Ordinary criminal justice knows nothing of set-off. The greatest desert cannot be pleaded in answer to a charge of the slightest transgression. If a man has sold beer on a Sunday morning, it is no defence that he has saved the life of a fellow-creature at the risk of his own. If he has harnessed a Newfoundland dog to his little child's carriage, it is no defence that he was wounded at Waterloo. But it is not in this way that we ought to deal with men who, raised far above ordinary restraints, and tried by far more than ordinary temptations, are entitled to a more than ordinary measure of indulgence. Such men should be judged by their contemporaries as they will be judged by posterity. Their bad actions ought not indeed to be called good; but their good and bad actions ought to be fairly weighed; and if on the whole the good preponderate, the sentence ought to be one, not merely of acquittal, but of approbation. Not a single great ruler in history can be absolved by a judge who fixes his eye inexorably on one or two unjustifiable acts. Bruce the deliverer of Scotland, Maurice the deliverer of Germany, William the deliverer of Holland, his great descendant the deliverer of England, Murray the good regent, Cosmo the father of his country, Henry the Fourth of France, Peter the Great of Russia, how would the best of them pass such a scrutiny? History takes wider views; and the best tribunal for great political cases is the tribunal which anticipates the verdict of history.

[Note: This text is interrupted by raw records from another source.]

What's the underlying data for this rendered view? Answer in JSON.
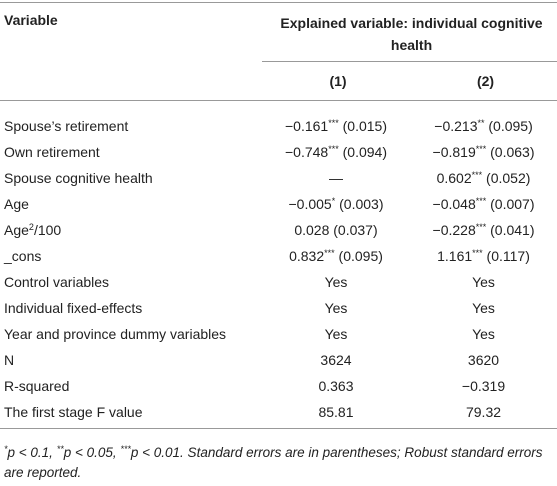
{
  "table": {
    "header": {
      "variable": "Variable",
      "explained": "Explained variable: individual cognitive health",
      "columns": [
        "(1)",
        "(2)"
      ]
    },
    "rows": [
      [
        "Spouse’s retirement",
        "−0.161*** (0.015)",
        "−0.213** (0.095)"
      ],
      [
        "Own retirement",
        "−0.748*** (0.094)",
        "−0.819*** (0.063)"
      ],
      [
        "Spouse cognitive health",
        "—",
        "0.602*** (0.052)"
      ],
      [
        "Age",
        "−0.005* (0.003)",
        "−0.048*** (0.007)"
      ],
      [
        {
          "text": "Age",
          "sup": "2",
          "after": "/100"
        },
        "0.028 (0.037)",
        "−0.228*** (0.041)"
      ],
      [
        "_cons",
        "0.832*** (0.095)",
        "1.161*** (0.117)"
      ],
      [
        "Control variables",
        "Yes",
        "Yes"
      ],
      [
        "Individual fixed-effects",
        "Yes",
        "Yes"
      ],
      [
        "Year and province dummy variables",
        "Yes",
        "Yes"
      ],
      [
        "N",
        "3624",
        "3620"
      ],
      [
        "R-squared",
        "0.363",
        "−0.319"
      ],
      [
        "The first stage F value",
        "85.81",
        "79.32"
      ]
    ],
    "footnote": "*p < 0.1, **p < 0.05, ***p < 0.01. Standard errors are in parentheses; Robust standard errors are reported."
  }
}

Reasonable and moderate men of all parties felt this in Clive's case. They could not pronounce him blameless; but they were not disposed to abandon him to that low-minded and rancorous pack who had run him down and were eager to worry him to death. Lord North, though not very friendly to him, was not disposed to go to extremities against him. While the inquiry was still in progress, Clive, who had some years before been created a Knight of the Bath, was installed with great pomp in Henry the Seventh's Chapel. He was soon after appointed Lord Lieutenant of Shropshire. When he kissed hands, George the Third, who had always been partial to him, admitted him to a private audience, talked to him half an hour on Indian politics, and was visibly affected when the persecuted general spoke of his services and of the way in which they had been requited.
At length the charges came in a definite form before the House of Commons. Burgoyne, chairman of the committee, a man of wit, fashion, and honour, an agreeable dramatic writer, an officer whose courage was never questioned, and whose skill was at that time highly esteemed, appeared as the accuser. The members of the administration took different sides; for in that age all questions were open questions, except such as were brought forward by the Government, or such as implied censure on the Government. Thurlow, the Attorney-General, was among the assailants. Wedderburne, the Solicitor-General, strongly attached to Clive, defended his friend with extraordinary force of argument and language. It is a curious circumstance that, some years later, Thurlow was the most conspicuous champion of Warren Hastings, while Wedderburne was among the most unrelenting persecutors of that great though not faultless statesman. Clive spoke in his own defence at less length and with less art than in the preceding year, but with much energy and pathos. He recounted his great actions and his wrongs; and, after bidding his hearers remember, that they were about to decide not only on his honour but on their own, he retired from the House.
The Commons resolved that acquisitions made by the arms of the State belong to the State alone, and that it is illegal in the servants of the State to appropriate such acquisitions to themselves. They resolved that this wholesome rule appeared to have been systematically violated by the English functionaries in Bengal. On a subsequent day they went a step further, and resolved that Clive had, by means of the power which he possessed as commander of the British forces in India, obtained large sums from Meer Jaffier. Here the Commons stopped. They had voted the major and minor of Burgoyne's syllogism; but they shrank from drawing the logical conclusion. When it was moved that Lord Clive had abused his powers, and set an evil example to the servants of the public, the previous question was put and carried. At length, long after the sun had risen on an animated debate, Wedderburne moved that Lord Clive had at the same time rendered great and meritorious services to his country; and this motion passed without a division.
The result of this memorable inquiry appears to us, on the whole, honourable to the justice, moderation, and discernment of the Commons. They had indeed no great temptation to do wrong. They would have been very bad judges of an accusation brought against Jenkinson or against Wilkes. But the question respecting Clive was not a party question; and the House accordingly acted with the good sense and good feeling which may always be expected from an assembly of English gentlemen, not blinded by faction.
The equitable and temperate proceedings of the British Parliament were set off to the greatest advantage by a foil. The wretched government of Lewis the Fifteenth had murdered, directly or indirectly, almost every Frenchman who had served his country with distinction in the East. Labourdonnais was flung into the Bastile, and, after years of suffering, left it only to die.